President Sadat said he will decide on May 15 on a date for the resumption of the Palestine talks. He added that the decision to resume the stalled talks was agreed on in a telephone conversation with President Carter.

In the course of his speech to the Egyptian People's Assembly (parliament), Mr. Sadat said he was convinced the negotiations would not be completed by the May 26 target date established in the Camp David accords that led to the Israeli-Egyptian peace treaty.

Mr. Sadat rejected the Israeli policy of building Jewish settlements, old or new, in occupied Arab territories, and he insisted that Arab Jerusalem was part of the West Bank of the Jordan River.
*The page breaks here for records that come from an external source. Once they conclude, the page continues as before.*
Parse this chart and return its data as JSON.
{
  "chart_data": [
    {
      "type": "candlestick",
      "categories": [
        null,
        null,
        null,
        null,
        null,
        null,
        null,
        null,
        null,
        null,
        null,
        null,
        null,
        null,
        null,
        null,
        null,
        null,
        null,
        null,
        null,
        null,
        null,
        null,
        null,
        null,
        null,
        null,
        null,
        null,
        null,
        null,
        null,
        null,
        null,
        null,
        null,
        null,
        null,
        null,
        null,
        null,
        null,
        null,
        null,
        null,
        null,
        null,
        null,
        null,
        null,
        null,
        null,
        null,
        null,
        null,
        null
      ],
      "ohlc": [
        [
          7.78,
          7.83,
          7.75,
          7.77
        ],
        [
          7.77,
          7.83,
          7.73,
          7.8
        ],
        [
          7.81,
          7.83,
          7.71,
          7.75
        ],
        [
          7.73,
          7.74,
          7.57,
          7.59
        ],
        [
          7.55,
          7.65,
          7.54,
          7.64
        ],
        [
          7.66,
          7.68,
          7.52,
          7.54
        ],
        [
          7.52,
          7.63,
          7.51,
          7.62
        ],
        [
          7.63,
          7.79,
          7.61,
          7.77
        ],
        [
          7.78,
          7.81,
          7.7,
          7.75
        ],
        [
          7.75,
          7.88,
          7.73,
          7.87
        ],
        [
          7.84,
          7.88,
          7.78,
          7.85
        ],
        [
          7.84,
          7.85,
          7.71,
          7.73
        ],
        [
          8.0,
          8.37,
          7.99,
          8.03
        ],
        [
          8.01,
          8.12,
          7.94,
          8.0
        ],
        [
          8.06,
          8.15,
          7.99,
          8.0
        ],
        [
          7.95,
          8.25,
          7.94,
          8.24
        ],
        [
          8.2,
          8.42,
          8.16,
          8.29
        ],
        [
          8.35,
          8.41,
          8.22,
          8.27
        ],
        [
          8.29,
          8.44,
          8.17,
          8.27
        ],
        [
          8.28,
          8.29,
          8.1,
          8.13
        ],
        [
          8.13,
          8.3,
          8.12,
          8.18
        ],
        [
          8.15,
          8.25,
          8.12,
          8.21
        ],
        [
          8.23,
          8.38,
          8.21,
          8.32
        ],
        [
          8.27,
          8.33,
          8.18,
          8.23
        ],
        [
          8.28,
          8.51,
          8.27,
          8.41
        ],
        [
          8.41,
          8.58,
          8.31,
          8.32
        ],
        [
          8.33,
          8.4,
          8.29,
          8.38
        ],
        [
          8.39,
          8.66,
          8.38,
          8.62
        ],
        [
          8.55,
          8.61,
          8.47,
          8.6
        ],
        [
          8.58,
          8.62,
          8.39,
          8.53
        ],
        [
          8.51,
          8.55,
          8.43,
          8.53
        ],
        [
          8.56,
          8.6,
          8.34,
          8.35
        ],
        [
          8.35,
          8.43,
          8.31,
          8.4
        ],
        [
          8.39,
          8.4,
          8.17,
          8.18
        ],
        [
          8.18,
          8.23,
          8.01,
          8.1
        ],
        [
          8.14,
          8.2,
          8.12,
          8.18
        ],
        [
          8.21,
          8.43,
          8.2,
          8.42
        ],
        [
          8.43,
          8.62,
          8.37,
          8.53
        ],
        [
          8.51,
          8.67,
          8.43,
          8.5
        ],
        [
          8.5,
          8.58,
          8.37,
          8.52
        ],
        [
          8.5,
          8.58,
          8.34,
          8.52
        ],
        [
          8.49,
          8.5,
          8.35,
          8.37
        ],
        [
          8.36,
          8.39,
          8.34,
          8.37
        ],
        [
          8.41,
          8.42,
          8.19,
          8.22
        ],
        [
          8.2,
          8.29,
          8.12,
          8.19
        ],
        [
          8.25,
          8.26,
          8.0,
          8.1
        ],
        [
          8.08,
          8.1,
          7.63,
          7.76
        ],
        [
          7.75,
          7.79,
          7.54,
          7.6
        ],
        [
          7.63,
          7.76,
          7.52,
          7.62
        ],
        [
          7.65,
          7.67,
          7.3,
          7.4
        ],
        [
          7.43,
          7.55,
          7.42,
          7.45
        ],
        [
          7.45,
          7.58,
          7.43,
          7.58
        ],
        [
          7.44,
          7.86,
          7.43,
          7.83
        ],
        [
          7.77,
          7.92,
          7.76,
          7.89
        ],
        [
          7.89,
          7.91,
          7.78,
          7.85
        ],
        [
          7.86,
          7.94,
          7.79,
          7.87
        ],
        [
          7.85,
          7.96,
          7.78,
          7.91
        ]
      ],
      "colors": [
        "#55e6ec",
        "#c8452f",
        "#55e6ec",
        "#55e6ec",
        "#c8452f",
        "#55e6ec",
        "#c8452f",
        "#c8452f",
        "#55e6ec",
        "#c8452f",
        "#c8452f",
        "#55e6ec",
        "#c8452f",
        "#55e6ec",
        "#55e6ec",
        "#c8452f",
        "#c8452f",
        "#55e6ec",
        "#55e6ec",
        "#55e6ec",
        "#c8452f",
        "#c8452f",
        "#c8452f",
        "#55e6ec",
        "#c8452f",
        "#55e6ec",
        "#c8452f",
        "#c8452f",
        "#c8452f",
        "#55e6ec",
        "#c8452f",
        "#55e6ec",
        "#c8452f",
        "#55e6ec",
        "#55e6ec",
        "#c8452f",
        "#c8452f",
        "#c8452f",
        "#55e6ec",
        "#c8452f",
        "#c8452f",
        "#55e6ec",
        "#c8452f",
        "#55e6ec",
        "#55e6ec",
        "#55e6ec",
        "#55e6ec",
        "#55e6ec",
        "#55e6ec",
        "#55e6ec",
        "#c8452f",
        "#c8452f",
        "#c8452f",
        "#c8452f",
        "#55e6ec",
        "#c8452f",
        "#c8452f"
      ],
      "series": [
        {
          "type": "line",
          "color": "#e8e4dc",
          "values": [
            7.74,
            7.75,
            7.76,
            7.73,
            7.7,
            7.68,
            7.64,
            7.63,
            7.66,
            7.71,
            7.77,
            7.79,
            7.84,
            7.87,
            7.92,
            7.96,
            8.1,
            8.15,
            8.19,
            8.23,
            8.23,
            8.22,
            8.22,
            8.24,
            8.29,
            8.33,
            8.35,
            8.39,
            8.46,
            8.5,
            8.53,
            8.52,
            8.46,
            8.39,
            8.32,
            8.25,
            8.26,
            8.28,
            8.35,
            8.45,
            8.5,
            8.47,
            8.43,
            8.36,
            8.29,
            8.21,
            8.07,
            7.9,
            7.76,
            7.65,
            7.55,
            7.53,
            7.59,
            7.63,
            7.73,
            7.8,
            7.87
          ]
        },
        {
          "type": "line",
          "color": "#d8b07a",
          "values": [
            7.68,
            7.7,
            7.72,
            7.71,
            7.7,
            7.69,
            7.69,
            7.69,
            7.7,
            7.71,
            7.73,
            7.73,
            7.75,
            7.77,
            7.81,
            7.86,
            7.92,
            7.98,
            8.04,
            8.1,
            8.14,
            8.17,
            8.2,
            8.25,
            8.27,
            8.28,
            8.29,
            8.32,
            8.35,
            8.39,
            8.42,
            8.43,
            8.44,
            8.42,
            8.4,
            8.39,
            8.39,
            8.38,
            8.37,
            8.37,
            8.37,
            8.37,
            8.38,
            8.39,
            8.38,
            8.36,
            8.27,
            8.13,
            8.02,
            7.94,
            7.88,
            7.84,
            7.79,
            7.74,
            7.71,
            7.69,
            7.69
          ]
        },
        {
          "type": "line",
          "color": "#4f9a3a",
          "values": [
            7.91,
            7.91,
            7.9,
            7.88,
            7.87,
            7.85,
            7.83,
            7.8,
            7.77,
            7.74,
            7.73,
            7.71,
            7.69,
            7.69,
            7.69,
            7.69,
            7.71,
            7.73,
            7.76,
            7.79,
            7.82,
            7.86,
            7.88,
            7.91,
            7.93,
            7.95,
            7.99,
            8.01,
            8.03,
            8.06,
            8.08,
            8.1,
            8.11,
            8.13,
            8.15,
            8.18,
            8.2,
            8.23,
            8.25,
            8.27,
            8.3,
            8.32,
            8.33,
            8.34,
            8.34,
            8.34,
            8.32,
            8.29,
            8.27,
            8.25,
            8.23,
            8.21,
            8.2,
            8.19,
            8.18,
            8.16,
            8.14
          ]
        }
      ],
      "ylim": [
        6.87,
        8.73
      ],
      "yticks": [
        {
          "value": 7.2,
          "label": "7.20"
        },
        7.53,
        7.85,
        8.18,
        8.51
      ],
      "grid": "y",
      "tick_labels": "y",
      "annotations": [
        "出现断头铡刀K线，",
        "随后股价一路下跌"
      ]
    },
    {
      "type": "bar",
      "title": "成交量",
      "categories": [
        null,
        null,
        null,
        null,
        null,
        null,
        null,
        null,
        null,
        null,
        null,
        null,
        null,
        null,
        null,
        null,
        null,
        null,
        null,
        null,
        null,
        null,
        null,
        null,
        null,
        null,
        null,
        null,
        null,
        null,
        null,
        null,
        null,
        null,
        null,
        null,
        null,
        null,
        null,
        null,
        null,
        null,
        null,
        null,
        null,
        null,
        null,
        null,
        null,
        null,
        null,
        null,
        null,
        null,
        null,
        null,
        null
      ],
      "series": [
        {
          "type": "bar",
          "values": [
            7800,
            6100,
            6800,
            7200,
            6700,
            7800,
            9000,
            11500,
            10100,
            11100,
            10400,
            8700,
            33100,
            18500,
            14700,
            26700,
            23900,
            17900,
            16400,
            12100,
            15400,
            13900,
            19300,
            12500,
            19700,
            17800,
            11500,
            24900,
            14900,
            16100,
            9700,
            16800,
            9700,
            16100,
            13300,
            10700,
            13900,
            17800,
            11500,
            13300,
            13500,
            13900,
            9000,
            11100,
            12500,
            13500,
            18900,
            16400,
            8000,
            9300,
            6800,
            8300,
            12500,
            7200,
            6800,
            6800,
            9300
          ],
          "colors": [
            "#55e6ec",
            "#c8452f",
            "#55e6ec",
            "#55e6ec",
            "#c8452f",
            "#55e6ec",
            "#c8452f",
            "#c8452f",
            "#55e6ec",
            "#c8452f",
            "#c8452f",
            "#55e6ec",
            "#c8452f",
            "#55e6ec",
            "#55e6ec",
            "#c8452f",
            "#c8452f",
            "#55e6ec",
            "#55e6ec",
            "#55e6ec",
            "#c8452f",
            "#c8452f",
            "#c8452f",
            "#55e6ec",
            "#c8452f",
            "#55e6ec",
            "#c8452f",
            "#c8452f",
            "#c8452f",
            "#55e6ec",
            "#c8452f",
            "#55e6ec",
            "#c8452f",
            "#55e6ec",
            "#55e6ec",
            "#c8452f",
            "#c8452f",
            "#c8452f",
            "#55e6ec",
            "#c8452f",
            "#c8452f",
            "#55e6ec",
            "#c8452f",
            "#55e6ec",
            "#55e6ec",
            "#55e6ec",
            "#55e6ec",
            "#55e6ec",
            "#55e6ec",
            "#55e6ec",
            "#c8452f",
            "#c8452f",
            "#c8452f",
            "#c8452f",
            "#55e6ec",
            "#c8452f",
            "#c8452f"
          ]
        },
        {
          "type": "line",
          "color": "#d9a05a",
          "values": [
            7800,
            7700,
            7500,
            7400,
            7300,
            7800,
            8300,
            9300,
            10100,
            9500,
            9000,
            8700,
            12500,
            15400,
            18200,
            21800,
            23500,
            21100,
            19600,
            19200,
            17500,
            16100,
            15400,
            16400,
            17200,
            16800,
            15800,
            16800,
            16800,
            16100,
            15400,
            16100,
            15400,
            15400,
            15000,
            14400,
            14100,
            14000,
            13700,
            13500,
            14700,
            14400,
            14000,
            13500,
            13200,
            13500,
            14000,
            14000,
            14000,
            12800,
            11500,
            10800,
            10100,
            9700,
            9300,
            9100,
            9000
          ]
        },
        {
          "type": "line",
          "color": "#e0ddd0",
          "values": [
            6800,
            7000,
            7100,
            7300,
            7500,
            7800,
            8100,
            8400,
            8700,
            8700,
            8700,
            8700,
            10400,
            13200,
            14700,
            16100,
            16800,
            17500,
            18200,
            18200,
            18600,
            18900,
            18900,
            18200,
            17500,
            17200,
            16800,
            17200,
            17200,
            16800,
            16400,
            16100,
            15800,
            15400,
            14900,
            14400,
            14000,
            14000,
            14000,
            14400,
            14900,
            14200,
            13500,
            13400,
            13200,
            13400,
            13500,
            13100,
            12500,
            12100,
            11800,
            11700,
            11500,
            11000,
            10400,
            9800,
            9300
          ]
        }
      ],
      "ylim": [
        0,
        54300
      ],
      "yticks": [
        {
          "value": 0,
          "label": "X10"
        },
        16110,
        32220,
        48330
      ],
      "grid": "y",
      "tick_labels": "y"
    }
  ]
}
President Sadat, who spoke for four hours, also announced the abolition of martial law.

"I have abolished martial law as of midnight tomorrow," he said. "These laws have been imposed on Egypt for the past 70 years, except for six or seven years."

President Sadat said the purpose of his action was to complete the democratic process in Egypt that started with his decision four years ago to introduce a multiparty system.